Les six enfants,  les chiens indemnes et Corentin, désespéré, prennent la route vers l’Ouest.
« Et malgré le chagrin, et malgré la fatigue — ils allaient vers l’ouest et ils chantaient. » (page finale 378).

CONCLUSION

Le beau roman de Sandrine Collette n’est pas joyeux, il pose l’activité humaine comme source inévitable de catastrophe.
Après le grand Feu qui réduit tout en cendres,  survivre devient difficile.

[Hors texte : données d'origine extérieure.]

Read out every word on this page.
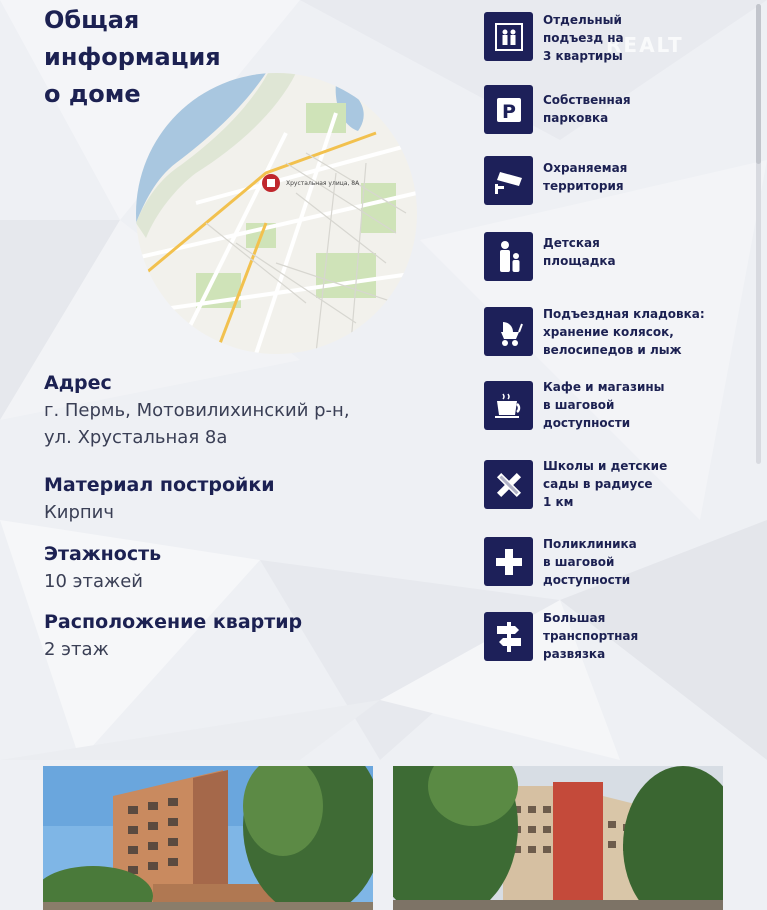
REALT
Общая
информация
о доме
Хрустальная улица, 8А
Адрес
г. Пермь, Мотовилихинский р-н,
ул. Хрустальная 8а
Материал постройки
Кирпич
Этажность
10 этажей
Расположение квартир
2 этаж
Отдельный
подъезд на
3 квартиры
P
Собственная
парковка
Охраняемая
территория
Детская
площадка
Подъездная кладовка:
хранение колясок,
велосипедов и лыж
Кафе и магазины
в шаговой
доступности
Школы и детские
сады в радиусе
1 км
Поликлиника
в шаговой
доступности
Большая
транспортная
развязка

Et puisque les villes sont dévastées, il ne reste plus que de rares maisons isolées où l’on peut tenter de reconstruire un semblant d’humanité.
Mais l’homme , sans contrôles, devient souvent un monstre sanguinaire.
Il reste alors la fuite vers cet Ouest mythique chanté par les optimistes qui croient malgré tout en l’avenir de l’homme.
Sandrine Collette porte sa vision désespérée jusqu’au bout de son récit . Elle y convoque le souvenir terrible de l’œuvre de Cormac McCarthy (La route).
Pourquoi la dystopie moderne, souvent post-apocalyptique, se conclut-elle toujours aussi mal ?
Les auteurs contemporains n’ont guère, semble-t-il, de raisons d’espérer…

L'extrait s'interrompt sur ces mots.